Incontinence is often the line in the sand which triggers a move to a care home. Your mum is obviously very stressed, but nevertheless her reactions seem extreme. I too would worry about abuse. You can none of you go on like like this.

Just one more thing for you to consider. Your mum saying that she cant help the outbursts, that she thinks he is doing it on purpose and everything you say being taken the wrong way is waving some warning flags to me. It could be just stress and I can only raise the possibility, but I would ask you to consider the possibility that she is developing dementia too........
 

lemonbalm

Registered User
May 21, 2018
1,799
0
Hello @Kezzer123

As @Shedrech has already said, this is sadly not an uncommon situation.

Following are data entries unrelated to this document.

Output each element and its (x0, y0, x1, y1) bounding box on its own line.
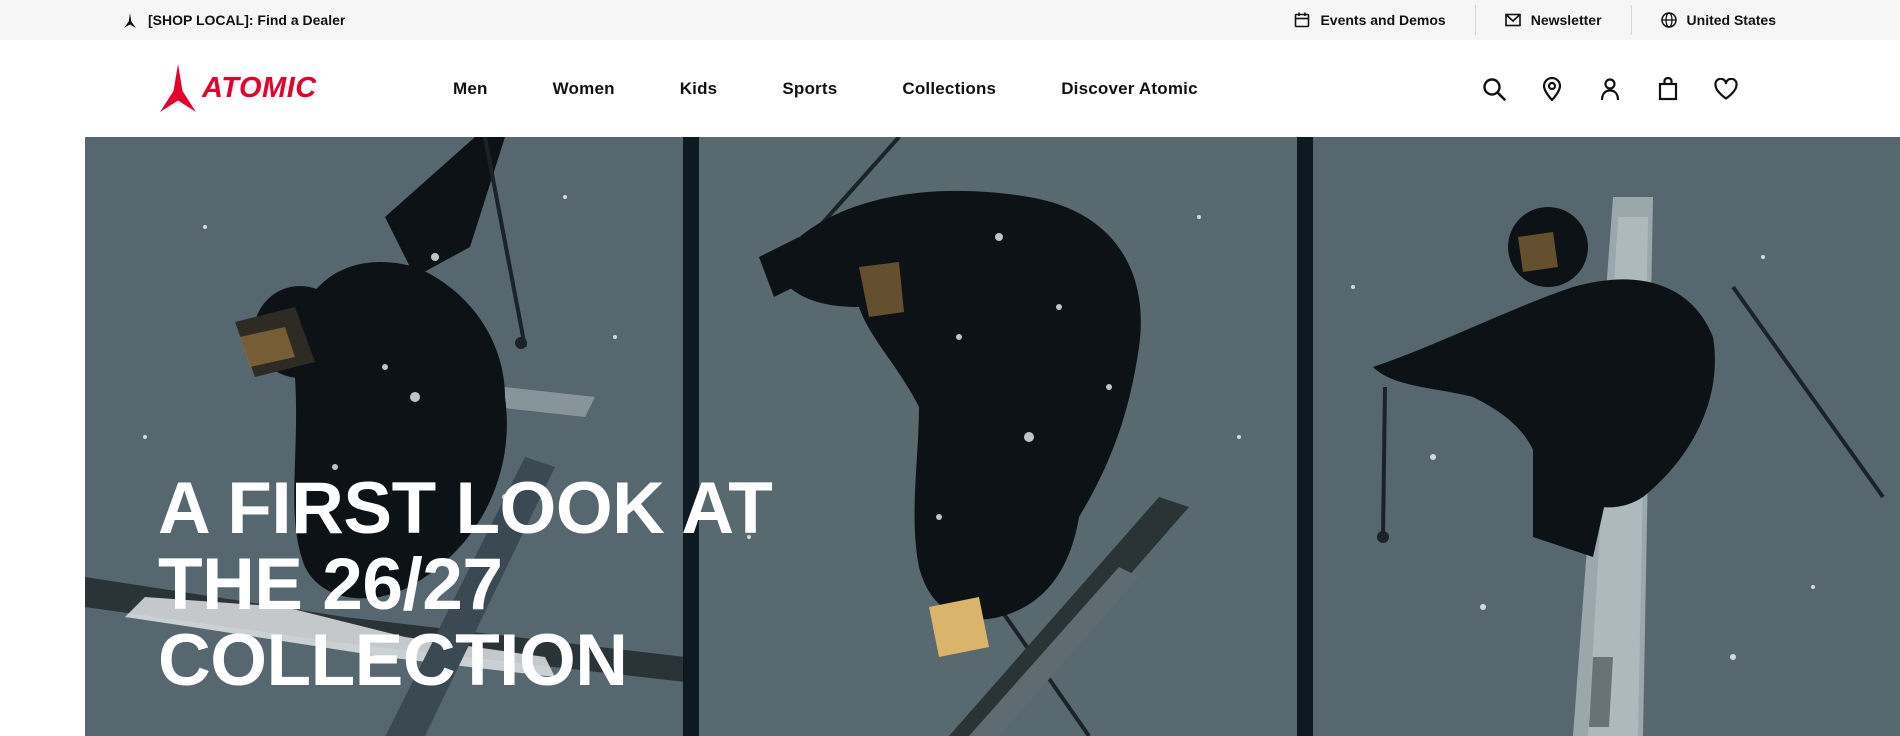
globe-icon (1660, 12, 1677, 28)
find-dealer-link[interactable]: [SHOP LOCAL]: Find a Dealer (124, 0, 345, 40)
region-label: United States (1686, 12, 1776, 28)
atomic-logo-mark-icon (160, 64, 196, 112)
search-icon[interactable] (1482, 77, 1506, 101)
events-demos-link[interactable]: Events and Demos (1294, 5, 1474, 35)
brand-wordmark: ATOMIC (202, 71, 317, 104)
nav-item-sports[interactable]: Sports (782, 79, 837, 99)
nav-item-men[interactable]: Men (453, 79, 488, 99)
account-icon[interactable] (1598, 77, 1622, 101)
find-dealer-label: [SHOP LOCAL]: Find a Dealer (148, 12, 346, 28)
calendar-icon (1294, 12, 1310, 28)
hero-title: A FIRST LOOK AT THE 26/27 COLLECTION (158, 471, 878, 699)
utility-links: Events and Demos Newsletter United State… (1294, 0, 1776, 40)
events-demos-label: Events and Demos (1320, 12, 1446, 28)
nav-item-women[interactable]: Women (553, 79, 615, 99)
hero-title-line-1: A FIRST LOOK AT (158, 468, 773, 549)
hero-title-line-3: COLLECTION (158, 620, 628, 701)
primary-nav: Men Women Kids Sports Collections Discov… (453, 40, 1198, 137)
hero-title-line-2: THE 26/27 (158, 544, 503, 625)
hero-banner[interactable]: A FIRST LOOK AT THE 26/27 COLLECTION (85, 137, 1900, 736)
newsletter-link[interactable]: Newsletter (1476, 5, 1631, 35)
wishlist-heart-icon[interactable] (1714, 77, 1738, 101)
hero-image-right (1313, 137, 1900, 736)
shopping-bag-icon[interactable] (1656, 76, 1680, 101)
mail-icon (1504, 13, 1521, 27)
nav-item-discover-atomic[interactable]: Discover Atomic (1061, 79, 1198, 99)
main-header: ATOMIC Men Women Kids Sports Collections… (0, 40, 1900, 137)
nav-item-collections[interactable]: Collections (902, 79, 996, 99)
region-selector[interactable]: United States (1632, 5, 1776, 35)
header-actions (1482, 40, 1738, 137)
panel-divider (1297, 137, 1313, 736)
atomic-logo[interactable]: ATOMIC (160, 63, 317, 113)
atomic-mark-icon (124, 12, 136, 28)
nav-item-kids[interactable]: Kids (680, 79, 718, 99)
location-pin-icon[interactable] (1540, 76, 1564, 101)
utility-bar: [SHOP LOCAL]: Find a Dealer Events and D… (0, 0, 1900, 40)
newsletter-label: Newsletter (1530, 12, 1602, 28)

I see that you have already had some good advice. It is very hard to do but someone needs to break the cycle and it looks as though it has to be you. I wonder if you would all benefit if your Dad were to have a respite stay in a care home at some stage. I know it's difficult at the moment and there are risks involved due to Covid, so you may not want to try it straight away. In the meantime, I think you need to get some carers in - "just to see how it goes". Perhaps tell your mum it's to give her a break?

For future reference, this link may be useful. It has good information regarding care homes, reviews and you can search by area and various criteria. There is more useful information at the bottom of the main page regarding how to choose, funding and so on.


Keep posting for support and advice, and let us know how things are going. Lots of us out here to help you.